RID targets people with at least three drink-driving convictions. John concedes this group may be a tougher bunch to get through to because their behaviours and attitudes are so entrenched.
John devised a screening and assessment tool for RID. He said international best practice with recidivist offenders was to use a screening and assessment tool to determine a person's readiness to change and their drug and alcohol use.
John researched several internationally-accepted screening and assessment tools and devised his own, better geared toward New Zealand.
The RID programme that began earlier this week has 18 participants, aged 19-52 and an average age of 32. While Right Track participants are predominantly male (about 90 per cent), RID participants are about 72 per cent male and the rest female.
John hopes RID will be as successful as Right Track. Police statistics show about 82 per cent of participants hadn't committed another driving offence more than a year after completing the programme.
So successful is Right Track that police have asked if they can refer people with non-driving convictions.
John said statistics showed that not only do driving behaviours change as a result of the course but 78 per cent of participants stopped all offending.

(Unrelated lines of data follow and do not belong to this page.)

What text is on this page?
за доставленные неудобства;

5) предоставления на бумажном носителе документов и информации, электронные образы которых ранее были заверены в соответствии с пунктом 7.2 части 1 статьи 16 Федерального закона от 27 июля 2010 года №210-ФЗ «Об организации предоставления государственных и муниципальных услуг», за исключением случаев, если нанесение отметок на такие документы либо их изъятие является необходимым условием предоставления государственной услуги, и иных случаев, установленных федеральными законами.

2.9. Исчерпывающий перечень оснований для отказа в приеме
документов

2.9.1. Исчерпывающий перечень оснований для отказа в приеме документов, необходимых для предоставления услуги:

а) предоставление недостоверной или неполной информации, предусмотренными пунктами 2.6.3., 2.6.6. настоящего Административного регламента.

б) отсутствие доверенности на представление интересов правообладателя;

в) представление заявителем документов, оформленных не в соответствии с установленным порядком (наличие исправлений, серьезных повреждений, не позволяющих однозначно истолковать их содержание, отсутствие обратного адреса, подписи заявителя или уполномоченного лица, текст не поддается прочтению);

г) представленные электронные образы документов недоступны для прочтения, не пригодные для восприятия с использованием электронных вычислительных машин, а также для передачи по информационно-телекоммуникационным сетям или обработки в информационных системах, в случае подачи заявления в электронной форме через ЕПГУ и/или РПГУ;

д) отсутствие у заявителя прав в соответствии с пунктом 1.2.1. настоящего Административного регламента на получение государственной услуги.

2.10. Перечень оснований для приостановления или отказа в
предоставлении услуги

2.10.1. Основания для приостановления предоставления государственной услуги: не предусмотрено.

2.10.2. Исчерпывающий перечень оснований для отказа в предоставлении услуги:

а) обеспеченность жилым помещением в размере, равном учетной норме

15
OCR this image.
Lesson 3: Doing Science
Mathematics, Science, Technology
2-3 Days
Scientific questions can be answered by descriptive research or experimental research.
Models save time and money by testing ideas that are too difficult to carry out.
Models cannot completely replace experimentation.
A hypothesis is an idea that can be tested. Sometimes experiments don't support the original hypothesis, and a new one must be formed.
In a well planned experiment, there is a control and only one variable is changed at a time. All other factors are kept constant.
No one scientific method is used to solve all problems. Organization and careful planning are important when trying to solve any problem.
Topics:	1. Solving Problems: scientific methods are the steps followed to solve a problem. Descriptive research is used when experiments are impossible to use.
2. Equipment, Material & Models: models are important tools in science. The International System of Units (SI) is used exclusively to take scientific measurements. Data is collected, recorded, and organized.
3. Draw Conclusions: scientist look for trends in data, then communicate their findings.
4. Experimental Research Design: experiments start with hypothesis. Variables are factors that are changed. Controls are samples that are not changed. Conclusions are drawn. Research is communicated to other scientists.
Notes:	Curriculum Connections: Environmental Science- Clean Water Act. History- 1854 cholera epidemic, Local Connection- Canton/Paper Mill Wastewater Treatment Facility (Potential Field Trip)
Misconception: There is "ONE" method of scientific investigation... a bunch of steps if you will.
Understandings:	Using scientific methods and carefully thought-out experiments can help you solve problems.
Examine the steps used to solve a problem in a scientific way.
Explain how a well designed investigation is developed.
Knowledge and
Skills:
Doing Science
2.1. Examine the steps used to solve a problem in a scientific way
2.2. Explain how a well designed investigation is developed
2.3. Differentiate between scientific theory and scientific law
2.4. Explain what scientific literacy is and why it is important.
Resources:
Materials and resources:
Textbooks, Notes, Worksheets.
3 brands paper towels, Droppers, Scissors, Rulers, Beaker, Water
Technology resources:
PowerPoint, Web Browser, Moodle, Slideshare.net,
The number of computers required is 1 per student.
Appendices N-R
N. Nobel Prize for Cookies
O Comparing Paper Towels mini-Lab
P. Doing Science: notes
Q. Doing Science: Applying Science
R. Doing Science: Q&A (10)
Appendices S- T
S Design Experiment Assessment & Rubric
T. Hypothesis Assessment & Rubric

John said the support for the course in Hamilton was "incredible".
"I want to emphasise how incredible the contribution is from Waikato Police, the Fire Service, Waikato DHB, Hamilton City Council. The senior trauma doctor and nurse give up their Saturday to speak to the group." He said Williams Salvage also assisted in the course.
RID will in Hamilton runs from this month to July and October to December.
BACK ON TRACK
Lara (not her real name) first lost her driver licence for six months when she was picked up for drink driving in 2010.
She recorded a breath-alcohol level of 987mcg. She was picked up again in November last year. This time she blew 1042mcg.
Lara viewed drink driving as normal so when she referred herself to the Right Track programme she thought completing the course would lighten her next sentence.
She says the programme changed the way she thinks about all aspects of her life, not just drink driving.
Before, Lara would drink with her older boyfriend and his friends and try to keep up with them. She thought nothing of getting behind the wheel after she'd been drinking.
"I was naive to think I wouldn't become one of the statistics. The course was a real eye-opener. Thank God I got caught. It was only a matter of time ... ," she says, trailing off.
The penny dropped for Lara when she heard a mother speak about the daughter she lost almost two decades ago in a drink driving accident.
"She was still just so broken. I thought 'what if I did that to someone'."
A mock car crash demonstration also hit home. "It was so unbelievably real. It scared me so much, it was that intense."
The second oldest of six children, Lara hasn't told her family about her second DIC charge. She can't bring herself to tell her mother who she calls "a saint".
Lara accepts she has to deal with the consequences of her choice to drink and drive. She knows the second sentence will be tougher than the first and she's worried about losing her job when she loses her licence.
"I will never do it again. I have so much regret, but I'm so thankful I got caught. Drink driving is such a selfish act."